Relations
1.2 Relation
Definition
"A relation from a set A to a set B is
a set of ordered pairs (a, b) where a ∈ A and b ∈ B. If A = B,
then the relation is said to be on A."
"For example, ‘is greater
than’ is a relation between numbers. ‘Is a parent of’
is a relation between people."
Properties of Relations
"Relations can have several
important properties that help us classify and understand them."
Reflexive: A relation R on
a set A is reflexive
if every element in A is related to itself. In other words, for all a ∈ A, (a, a) ∈ R
"Think of ‘is equal to’. Every
number is equal to itself."
Symmetric: A relation R on
a set A is symmetric
if whenever (a, b) ∈ R, then (b, a) ∈ R.
"Think of ‘is a sibling of’. If
person A is a sibling of person B, then person B is a sibling of person
A."
Transitive: A relation R on
a set A is transitive
if whenever (a, b) ∈ R and (b, c) ∈ R, then (a, c) ∈ R
"Think of ‘is an ancestor of’. If
person A is an ancestor of person B, and person B is an ancestor of person C,
then person A is an ancestor of person C."

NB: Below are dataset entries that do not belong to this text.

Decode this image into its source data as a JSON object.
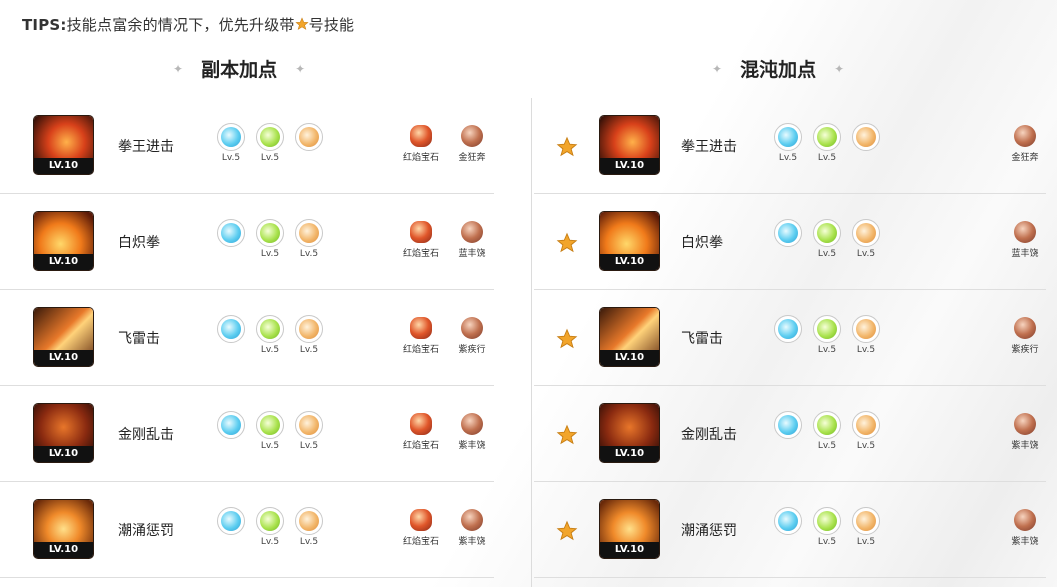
{
  "tips": {
    "prefix": "TIPS:",
    "text": "技能点富余的情况下，优先升级带",
    "suffix": "号技能"
  },
  "sections": {
    "left_title": "副本加点",
    "right_title": "混沌加点"
  },
  "left_rows": [
    {
      "name": "拳王进击",
      "level": "LV.10",
      "r1": "Lv.5",
      "r2": "Lv.5",
      "r3": "",
      "gem1": "红焰宝石",
      "gem2": "金狂奔"
    },
    {
      "name": "白炽拳",
      "level": "LV.10",
      "r1": "",
      "r2": "Lv.5",
      "r3": "Lv.5",
      "gem1": "红焰宝石",
      "gem2": "蓝丰饶"
    },
    {
      "name": "飞雷击",
      "level": "LV.10",
      "r1": "",
      "r2": "Lv.5",
      "r3": "Lv.5",
      "gem1": "红焰宝石",
      "gem2": "紫疾行"
    },
    {
      "name": "金刚乱击",
      "level": "LV.10",
      "r1": "",
      "r2": "Lv.5",
      "r3": "Lv.5",
      "gem1": "红焰宝石",
      "gem2": "紫丰饶"
    },
    {
      "name": "潮涌惩罚",
      "level": "LV.10",
      "r1": "",
      "r2": "Lv.5",
      "r3": "Lv.5",
      "gem1": "红焰宝石",
      "gem2": "紫丰饶"
    }
  ],
  "right_rows": [
    {
      "name": "拳王进击",
      "level": "LV.10",
      "r1": "Lv.5",
      "r2": "Lv.5",
      "r3": "",
      "gem2": "金狂奔"
    },
    {
      "name": "白炽拳",
      "level": "LV.10",
      "r1": "",
      "r2": "Lv.5",
      "r3": "Lv.5",
      "gem2": "蓝丰饶"
    },
    {
      "name": "飞雷击",
      "level": "LV.10",
      "r1": "",
      "r2": "Lv.5",
      "r3": "Lv.5",
      "gem2": "紫疾行"
    },
    {
      "name": "金刚乱击",
      "level": "LV.10",
      "r1": "",
      "r2": "Lv.5",
      "r3": "Lv.5",
      "gem2": "紫丰饶"
    },
    {
      "name": "潮涌惩罚",
      "level": "LV.10",
      "r1": "",
      "r2": "Lv.5",
      "r3": "Lv.5",
      "gem2": "紫丰饶"
    }
  ],
  "icons": {
    "priority_star": "star-icon",
    "sparkle": "sparkle-icon"
  },
  "colors": {
    "star": "#f2a52b",
    "divider": "#dedede"
  }
}
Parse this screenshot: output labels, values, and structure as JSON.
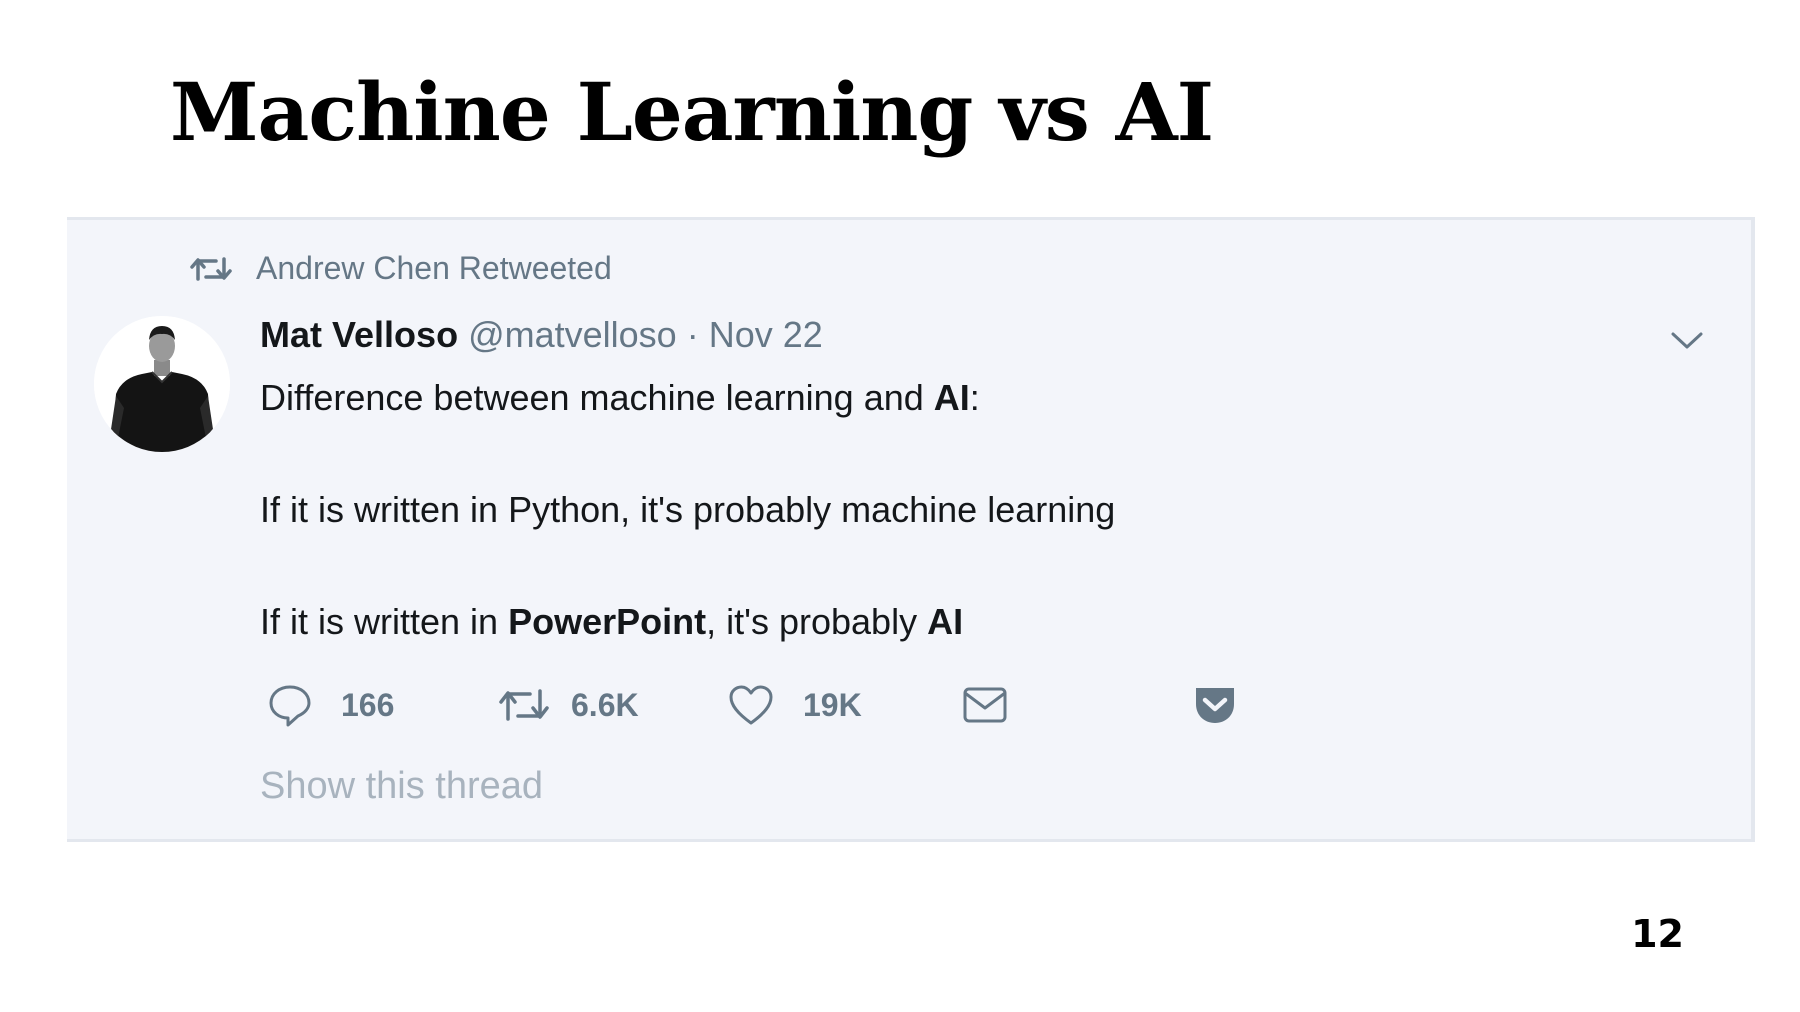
{
  "slide": {
    "title": "Machine Learning vs AI",
    "page_number": "12"
  },
  "tweet": {
    "retweet_context": "Andrew Chen Retweeted",
    "author_name": "Mat Velloso",
    "author_handle": "@matvelloso",
    "separator": "·",
    "date": "Nov 22",
    "text": {
      "line1_prefix": "Difference between machine learning and ",
      "line1_bold": "AI",
      "line1_suffix": ":",
      "line2": "If it is written in Python, it's probably machine learning",
      "line3_prefix": "If it is written in ",
      "line3_bold1": "PowerPoint",
      "line3_middle": ", it's probably ",
      "line3_bold2": "AI"
    },
    "actions": {
      "replies": "166",
      "retweets": "6.6K",
      "likes": "19K"
    },
    "show_thread": "Show this thread",
    "icons": [
      "retweet-icon",
      "chevron-down-icon",
      "reply-icon",
      "retweet-icon",
      "like-icon",
      "message-icon",
      "pocket-icon"
    ]
  },
  "colors": {
    "card_background": "#f3f5fa",
    "secondary_text": "#657786",
    "primary_text": "#14171a",
    "muted_link": "#a8b3be"
  }
}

Irreflexive: A relation R on
a set A is irreflexive
if no element in A is related to itself. In other words, for all a ∈ A, (a, a) ∉ R
Closures of Relations
"Sometimes a relation doesn’t
have a certain property, but we can add ordered pairs to it to make it have that property. This is
called taking the closure
of the relation."
Reflexive
Closure: The reflexive closure of a relation R is the smallest
reflexive relation that contains R.
Symmetric
Closure: The symmetric closure of a relation R is the smallest
symmetric relation that contains R.
Transitive
Closure: The transitive closure of a relation R is the smallest
transitive relation that contains R.
Equivalence Relations and Partitions
"An equivalence relation is a relation
that is reflexive, symmetric, and transitive. Equivalence relations are very
important because they partition a set into disjoint subsets called equivalence classes."
"An equivalence class is a set of
all elements that are related to each other under the equivalence
relation."
"A partition of a set is a collection of disjoint subsets
whose union is the entire set."
"Therefore, an equivalence relation
on a set creates a partition of that set, where each part of the partition is
an equivalence class."
Classroom Activities
Relation Property
Identification:
"I’ll give you some relations, and
you have to identify which properties they have (reflexive, symmetric, transitive)."
Equivalence
Relation Construction:
"I’ll give you a set, and you have
to construct an equivalence relation on that set, and then identify the
equivalence classes."
1.3 Functions:
Definitions
"Formally, a function from a set A to a set B is
a relation that assigns to each element x in A exactly
one element y in B. We write this as f: A → B,
where A is the domain
and B is the codomain."
"In simpler terms: For every
input, there is only one output. No input can have multiple outputs.
"Let’s say our machine is a
‘double it’ machine. If you put in 2, it outputs 4. If you put in 5, it outputs
10. Each input has only one output. That’s a function!"
Types of Functions
"Now, let’s explore some
special types of functions."
One-to-One: A function f: A → B is one-to-one if different elements in
A map to different elements in B. In other words, if x₁ ≠ x₂, then f(x₁) ≠ f(x₂).
"Our ‘double
it’ machine is one-to-one. Every input gives a unique output."
"Example:
f(x) = x + 5 is one-to-one. If you get a particular output, you know exactly
what the input was."
Onto: A function f: A → B is onto if every element in B is the
image of some element in A. In other words, for every y in B, there exists an x
in A such that f(x) = y.
"Imagine a
machine that always outputs even numbers. If our codomain is all even numbers, then it’s onto, because every even number
can be an output. But if our codomain is all integers, it’s not onto, because we’ll never get an odd number as an
output."
"Example: If
f(x) = 2x and B is the set of all even numbers, then f is onto."
Bijection: A function f: A → B is a bijection
if it is both one-to-one and onto.
"A bijection is a perfect pairing between the elements of two
sets. Every input has a unique output, and every output has a unique
input."
"Our ‘double
it’ machine, where the codomain is only even numbers, is a bijection."
Function Composition
"Function composition is when you
apply one function to the result of another function (Composition of Functions,
2018). It’s like having two machines in a row. You put something into the first
machine, it does its thing, and then the output goes into the second
machine."
"If we have two functions, f: A → B and g: B → C, then the composition of f and
g is denoted as g(f(x)) or (g ∘ f)(x)."
·
"Let’s say f(x) = x + 1 and g(x) = x². Then g(f(x)) =
g(x + 1) = (x + 1)²"